Retired journalism professor/author of Wake Forest history dies
Bynum Shaw, long-time professor of journalism at Wake Forest University and author of the fourth volume of the university’s history, died at his home in Winston-Salem on Aug. 27 after an illness of several months. He was 78.
An Alamance County native who grew up in the Wilmington area, Shaw became the director of journalism and creative writing programs at Wake Forest in 1965, after distinguishing himself as a Washington and foreign correspondent at the Baltimore Sun. He retired in 1993.
The memorial service will be held at 1 p.m. Thursday, Aug. 30, in Wait Chapel on the campus of Wake Forest.
He entered Wake Forest in 1940 on a debating scholarship. Two years later, he volunteered for the U.S. Merchant Marines, returning to Wake Forest after World War II to complete his bachelor’s degree. In his senior year, he was editor of the Old Gold & Black, the student newspaper. He later spent many years serving as the student newspaper’s faculty advisor.
He started his journalism career at the Virginian-Pilot in Norfolk, Va. He later moved to the Baltimore Sun, where he spent several years as a reporter, Washington correspondent, European correspondent and editorial writer.
Shaw wrote, “The History of Wake Forest College, Volume IV 1943-67.” He also wrote four novels, “The Sound of Small Hammers,” “The Nazi Hunter,” “Days of Power, Nights of Fear” and “Oh, Promised Land.” His non-fiction books include, “Divided We Stand: The Baptists in American Life; a History” and “W.W. Holden: a Political Biography,” a book he wrote with Wake Forest professor E.E. Folk about North Carolina’s Reconstruction governor. He contributed to Esquire, the Sunday New York Times, the New Republic and many other newspapers and magazines.
Shaw was known for his intense commitment to his students, and maintained friendships with countless students long after they graduated. In 1986, he received Wake Forest’s first Jon Reinhardt Award for Distinguished Teaching.
“Bynum Shaw was a member of an important generation of Wake Forest students who went on to distinguished careers in newspapers, magazines and publishing,” said Edwin Wilson, senior vice president at Wake Forest and a long-time colleague of Shaw’s.
“He genuinely loved Wake Forest-that comes across in the history he wrote and also in his friendships with faculty and with his former students,” Wilson said.
Shaw inspired Wake Forest graduate and Time magazine correspondent, Douglas C. Waller, to become a journalist.
“Bynum was my mentor, he was like a second father to me,” said Waller, who is also the author of non-fiction books on U.S. military-including this year’s “Big Red: Three Months on Board a Trident Nuclear Submarine.”

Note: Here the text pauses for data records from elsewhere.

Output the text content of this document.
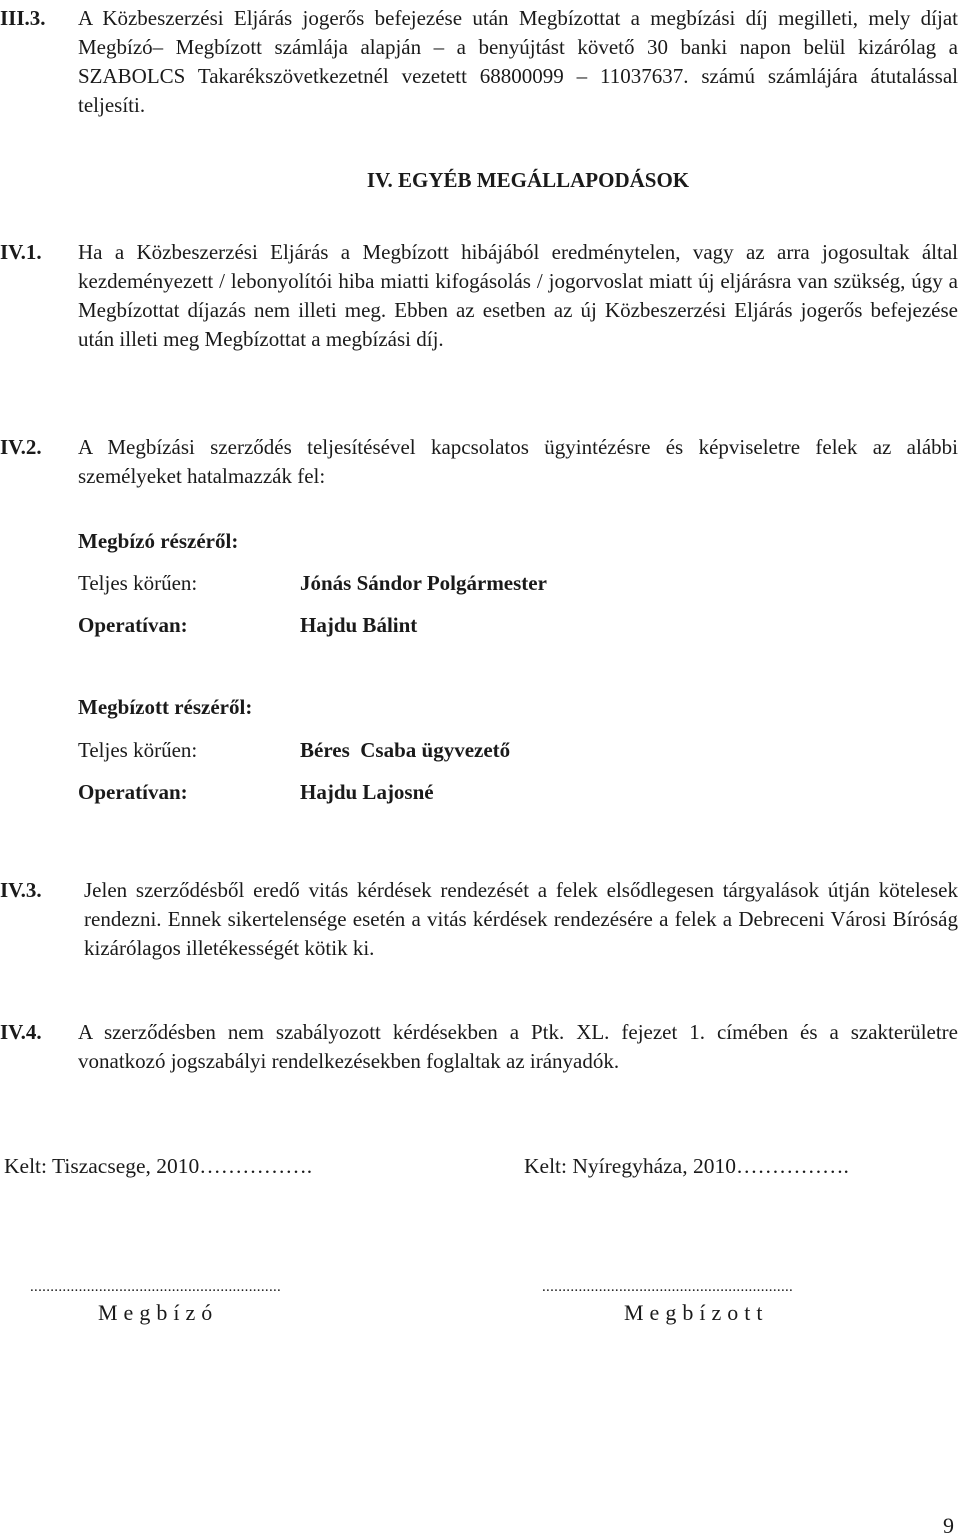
III.3. A Közbeszerzési Eljárás jogerős befejezése után Megbízottat a megbízási díj megilleti, mely díjat Megbízó– Megbízott számlája alapján – a benyújtást követő 30 banki napon belül kizárólag a SZABOLCS Takarékszövetkezetnél vezetett 68800099 – 11037637. számú számlájára átutalással teljesíti.
IV. EGYÉB MEGÁLLAPODÁSOK
IV.1. Ha a Közbeszerzési Eljárás a Megbízott hibájából eredménytelen, vagy az arra jogosultak által kezdeményezett / lebonyolítói hiba miatti kifogásolás / jogorvoslat miatt új eljárásra van szükség, úgy a Megbízottat díjazás nem illeti meg. Ebben az esetben az új Közbeszerzési Eljárás jogerős befejezése után illeti meg Megbízottat a megbízási díj.
IV.2. A Megbízási szerződés teljesítésével kapcsolatos ügyintézésre és képviseletre felek az alábbi személyeket hatalmazzák fel:
Megbízó részéről:
Teljes körűen:	Jónás Sándor Polgármester
Operatívan:	Hajdu Bálint
Megbízott részéről:
Teljes körűen:	Béres  Csaba ügyvezető
Operatívan:	Hajdu Lajosné
IV.3. Jelen szerződésből eredő vitás kérdések rendezését a felek elsődlegesen tárgyalások útján kötelesek rendezni. Ennek sikertelensége esetén a vitás kérdések rendezésére a felek a Debreceni Városi Bíróság kizárólagos illetékességét kötik ki.
IV.4. A szerződésben nem szabályozott kérdésekben a Ptk. XL. fejezet 1. címében és a szakterületre vonatkozó jogszabályi rendelkezésekben foglaltak az irányadók.
Kelt: Tiszacsege, 2010…………….	Kelt: Nyíregyháza, 2010…………….
..............................................................	..............................................................
Megbízó	Megbízott
9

“I was always calling him, asking him for advice,” Waller said. “He always presented the ideal of what journalism should be.”
Wake Forest graduate Michael Riley, the editor of the Roanoke Times and former Time bureau chief and correspondent, was also inspired by Shaw’s approach to journalism.
“He was smart and skeptical, but never cynical, because he realized the great power of journalism-and journalists-to make the world a better place,” Riley said.
“Bynum was, in many ways, a refreshing counterpoint to the stereotype of the brash and arrogant reporter,” Riley said. “He spoke softly, thought deeply, read widely and questioned carefully. And, by example, he taught us to take the same approach to our craft.”
“He was wonderfully humorous and ironic,” said Robert Shorter, professor emeritus of English and former English Department chairman at Wake Forest.
Shaw taught Shorter’s son, Geof, now with The Charlotte Observer, who was influenced as a student by the journalism professor.
“I told Bynum, ‘If just one student talks about me the way that my son talks about you, I’ll be a lucky man,'” Shorter said.
Memorials may be made to Wake Forest’s Bynum Shaw Prize in Journalism, c/o the Wake Forest Department of English, P.O. Box 7387, Winston-Salem, NC 27109 or by using the University’s on-line giving website. Gifts may also be made to a charity of the donor’s choice.